General anesthesia was provided with target-controlled infusions (TCI) of propofol and remifentanil titrated to clinical response. Endotracheal intubation was performed after endotracheal spray with 50 mg of lidocaine, according to local procedures. No muscle relaxant was used. All patients received ondansetron 4 mg, dexamethasone 8 mg, and oxycodone 5 mg iv before the completion of surgery.

Prior to the insertion of the three abdominal ports, the surgeon infiltrated a total of 20 ml 2 mg/ml ropivacaine subcutaneously at the port sites. A maximum intra-abdominal pressure of 12 mmHg was used for CO₂ inflation. The hernia was repaired using mesh nets adjusted to the size of the hernia fixated with tacks to the peritoneum.

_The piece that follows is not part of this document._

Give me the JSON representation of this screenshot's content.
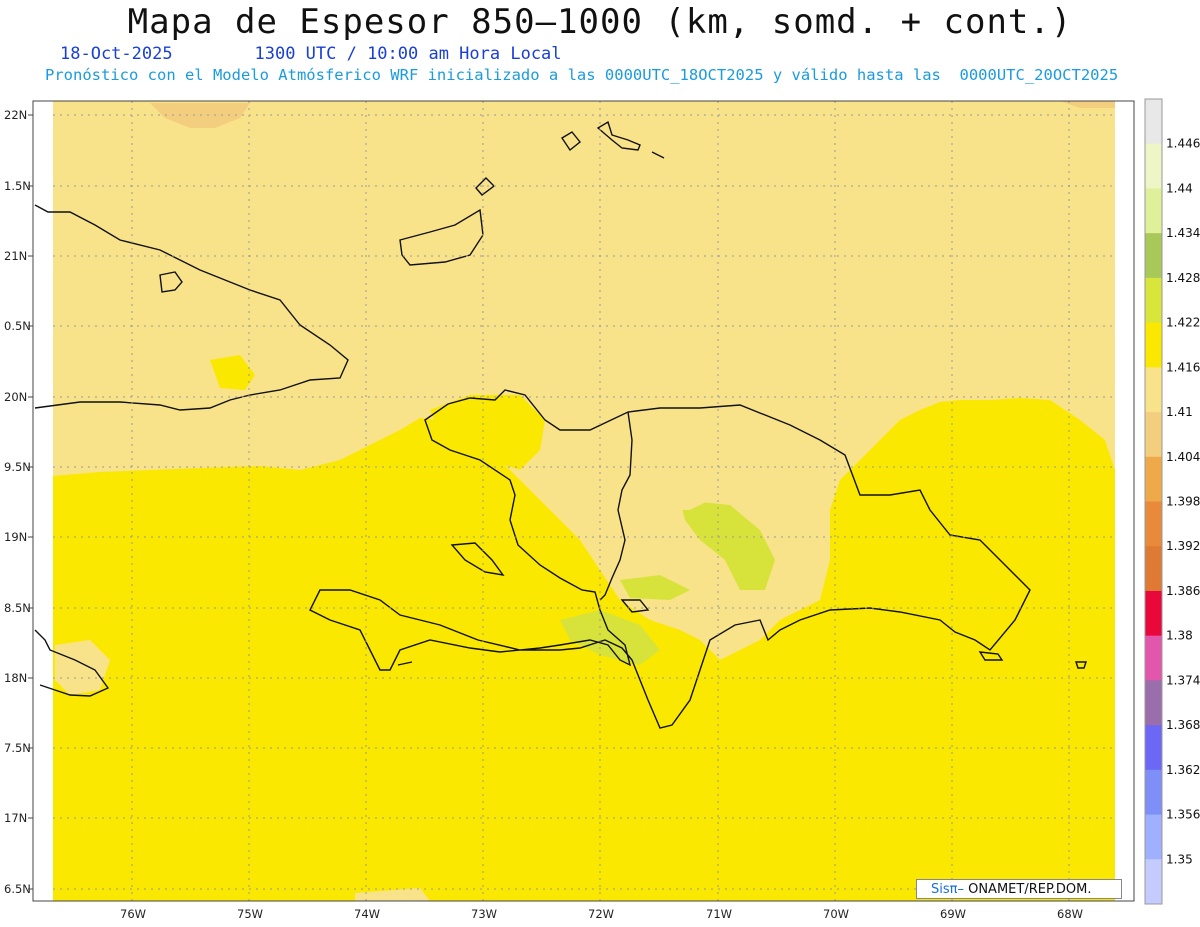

In the PACU, all patients received a PCA pump programmed with an intravenous bolus dose (0.03 mg/kg) of oxycodone. The lockout time was 5 min and the maximum allowed number of boluses per hour was 8. There was no continuous infusion. The patients were instructed to take a bolus dose if their NRS was ≥ 4 at rest. At one hour postoperatively all included patients were scored according to the outcome measures. If any patient had a pain score of NRS > 7, a sedation score > 3, and an opioid consumption > 45 mg OME at this time, they were given a rescue ropivacaine bolus of 2 × 30 ml of 2 mg/ml in their ESPB-catheters, and subsequently 2 × 30 ml every six hours for the rest of their stay. For a patient in the intervention group, this meant an expedited first bolus and an adjustment of the timing of the following doses. From this point on, the investigators, nurses and the patients themselves knew that ropivacaine was given, but the original group allocation was not revealed, and the patients were scored as originally planned.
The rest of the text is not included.